Warning: there's so much unspoken yearning here it’ll drive you crazy.

What it's about

In 1930s England, a stoic and devoted butler has his life philosophy destabilized by the arrival of a new housekeeper.

The take

The visceral pain at the center of this adaptation from period drama powerhouse Merchant-Ivory comes not from fading or unrequited love but unrealized affection. Try as he might to repress his feelings, devoted butler Mr. Stevens (Anthony Hopkins) can’t stifle the blossoming attachment he shares with housemaid Miss Kenton (Emma Thompson). And yet, at every opportunity she gives him to do something about it, he balks, squandering the potential for something truly beautiful — something that actually belongs to them, not their aristocratic employer.

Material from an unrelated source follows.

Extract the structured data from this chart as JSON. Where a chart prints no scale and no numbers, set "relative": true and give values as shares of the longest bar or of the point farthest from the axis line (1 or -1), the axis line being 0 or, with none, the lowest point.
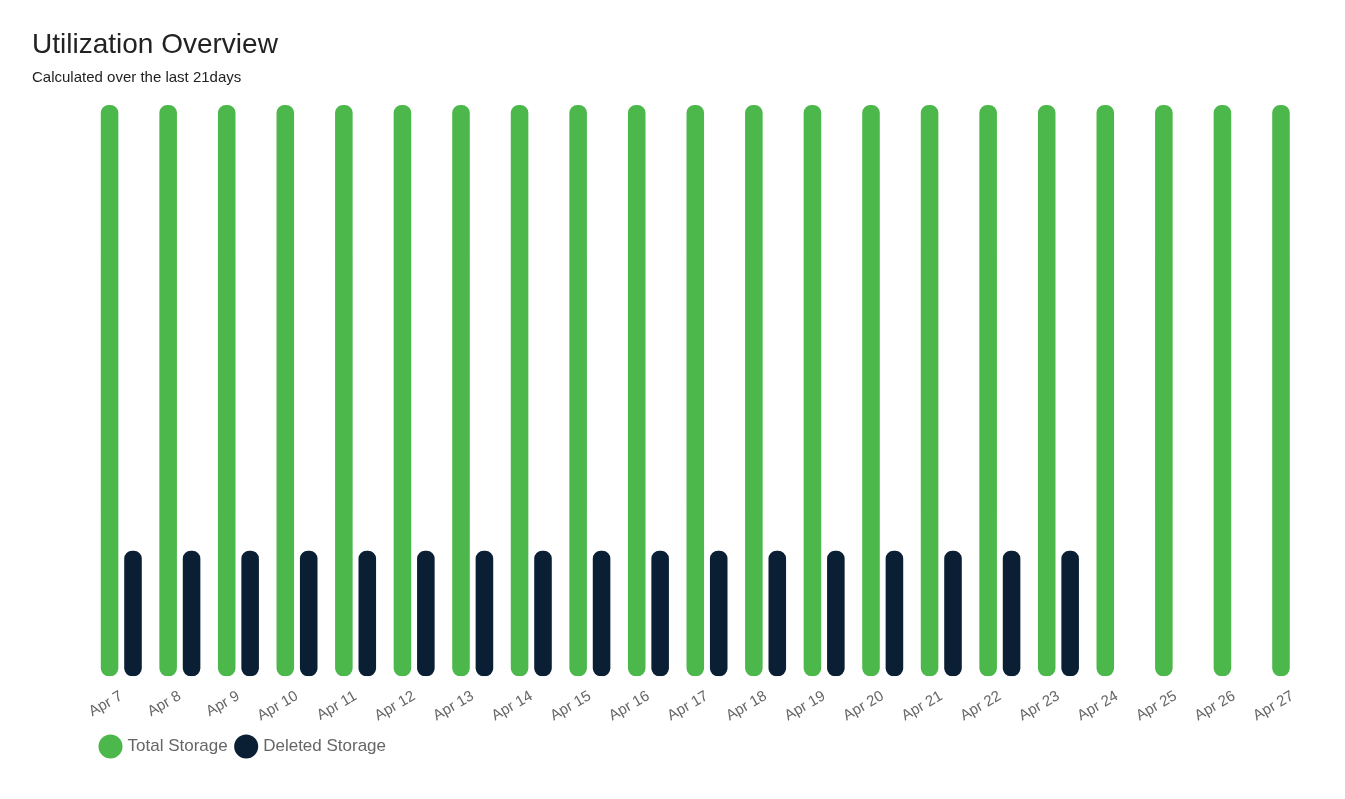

The Remains is partly told in flashbacks to the period leading up to the Second World War. From his stately home, Stevens’ master Lord Darlington and his peers play at international relations and try to avoid another war by pandering to the Nazis, but find they’re woefully under-equipped to decide the fate of Europe in this changing world. One of the many brilliant things about The Remains is the way this political drama doubles the devastation of Stevens’ die-hard commitment to his job — because now, he’s sacrificing his one chance at love for something that won’t even survive the decade. Sublime filmmaking and performances turn Stevens’ every minute choice into a pillar of profound tragedy, giving us a maddeningly heartwrenching life lesson for the ages.

What stands out

Hopkins’ and Thompson’s performances, which are utterly career-best. Both are operating on an otherworldly level of sensitivity and eloquence here, with every tiny interaction carrying with it both the immense potential to change their lives and all the crushing torture of longing. That Stevens so often scuppers their chance at happiness could make him a simply frustrating character, but the filmmakers and Hopkins expertly frame him as a tragic figure by delicately conveying the sense that he’s been conditioned to be so emotionally constipated from birth. In the lordly household he manages, class divides are sharp, and knowing his place is the very foundation of his work (which, for Stevens, is also life). Thompson’s kind and open Miss Kenton is a mirror deepening the catastrophe of that mindset, a constant reminder of what could be. Much of the duo’s brilliance is done on a subtextual layer — owing to Stevens’ stiff upper lip — but in the film’s final few flash-forward scenes, Hopkins and Thompson bring everything to the gut-wrenching fore. Simply stunning.